Sebagai Bangsa yang sudah mengakui memiliki persatuan maka terdapat tiga makna penting yang harus kita yakini dan terapkan dalam keseharian.

1. Rasa persatuan dan kesatuan menjalin rasa kebersamaan dan saling melengkapi antara satu dengan yang lain.

2. Menjalin rasa kemanusiaan dan sikap saling toleransi serta rasa harmonis untuk hidup berdampingan.

3. Menjalin rasa persahabatan, kekeluargaan dan sikap saling tolong menolong antarsesama serta sikap nasionalisme.

 

Demokrasi di Indonesia harus mengembangkan nilai dasar persamaan dan kesetaraan. Persamaan dan kesetaraan berarti bahwa setiap warga negara memiliki kesempatan yang sama sehingga tidak terjadi diskriminasi atas kelompok etnis, bahasa daerah atau agama tertentu. Dengan demikian keragaman Ras, Agama, Gender, Golongan, Budaya dan Suku harus kita yakini menjadi alat pemersatu bangsa bukan menimbulkan perpecahan. Berikut ini penjelasan dari istilah-istilah tersebut:

1. Ras merupakan golongan bangsa berdasar ciri-ciri fisik tertentu atau tubuh yang khas (warna kulit, bentuk mata, bentuk hidung dan sebagainya).

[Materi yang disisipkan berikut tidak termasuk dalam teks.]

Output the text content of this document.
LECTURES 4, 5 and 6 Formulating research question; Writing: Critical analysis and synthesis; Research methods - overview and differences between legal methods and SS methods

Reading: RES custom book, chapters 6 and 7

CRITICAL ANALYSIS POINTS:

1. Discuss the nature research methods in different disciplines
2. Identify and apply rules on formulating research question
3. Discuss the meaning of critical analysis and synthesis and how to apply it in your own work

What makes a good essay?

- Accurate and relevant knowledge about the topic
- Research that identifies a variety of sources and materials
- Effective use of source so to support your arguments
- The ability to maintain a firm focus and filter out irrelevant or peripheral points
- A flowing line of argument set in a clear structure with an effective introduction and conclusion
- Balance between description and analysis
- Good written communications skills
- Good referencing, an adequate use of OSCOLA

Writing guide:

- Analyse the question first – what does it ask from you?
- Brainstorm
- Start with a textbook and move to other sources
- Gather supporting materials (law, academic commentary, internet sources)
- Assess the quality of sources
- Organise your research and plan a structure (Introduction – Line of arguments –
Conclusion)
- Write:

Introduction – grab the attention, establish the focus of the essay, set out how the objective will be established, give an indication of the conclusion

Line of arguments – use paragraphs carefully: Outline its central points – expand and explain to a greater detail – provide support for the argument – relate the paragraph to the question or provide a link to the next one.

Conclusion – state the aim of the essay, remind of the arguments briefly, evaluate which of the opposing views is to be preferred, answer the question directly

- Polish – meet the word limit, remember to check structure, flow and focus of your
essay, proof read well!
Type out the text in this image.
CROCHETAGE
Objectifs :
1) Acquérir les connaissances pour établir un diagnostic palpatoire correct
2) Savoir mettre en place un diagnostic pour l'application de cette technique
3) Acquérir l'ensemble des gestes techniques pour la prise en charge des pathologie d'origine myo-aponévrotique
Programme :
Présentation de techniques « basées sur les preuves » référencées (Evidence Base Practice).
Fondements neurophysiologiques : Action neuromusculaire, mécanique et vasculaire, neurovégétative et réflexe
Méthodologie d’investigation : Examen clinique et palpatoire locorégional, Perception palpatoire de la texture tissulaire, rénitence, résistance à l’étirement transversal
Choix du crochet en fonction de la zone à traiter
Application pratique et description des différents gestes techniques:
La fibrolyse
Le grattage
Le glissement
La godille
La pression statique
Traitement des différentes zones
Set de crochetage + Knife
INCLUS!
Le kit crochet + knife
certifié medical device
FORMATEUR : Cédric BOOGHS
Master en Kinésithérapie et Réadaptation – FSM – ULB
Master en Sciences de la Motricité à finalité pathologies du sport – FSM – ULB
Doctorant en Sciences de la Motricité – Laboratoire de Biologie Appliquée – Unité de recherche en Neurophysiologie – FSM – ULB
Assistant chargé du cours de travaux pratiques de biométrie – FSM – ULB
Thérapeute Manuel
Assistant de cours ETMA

2. Agama merupakan sistem yang mengatur tata keimanan (kepercayaan) dan peribadatan kepada Tuhan Yang Mahakuasa serta tata kaidah yang berhubungan dengan pergaulan manusia dan manusia serta lingkungannya.

3. Gender merupakan jenis kelamin yang menyebabkan terjadinya perbedaan hak dan kewajiban antara pria dan wanita tanpa mengorbankan kodratnya pria / wanita.

4. Golongan merupakan sekelompok manusia baik yang berbasis agama, partai politik, profesi, tingkat pendidikan maupun organisasi. Golongan sosial merupakan suatu kesatuan manusia yang ditandai ciri-ciri tertentu serta mempunyai ikatan identitas.

5. Budaya merupakan akal, pikiran dan budi pekerti manusia sedangkan suku berarti kesatuan sosial yang dapat dibedakan dengan kesatuan sosial yang lain berdasarkan kesadaran akan identitas perbedaan kebudayaan. Pengembangan budaya dan hak masyarakat tradisional di Indonesia sesuai dengan UUD 1945 harus selaras dengan nilai-nilai peradaban dan perkembangan zaman.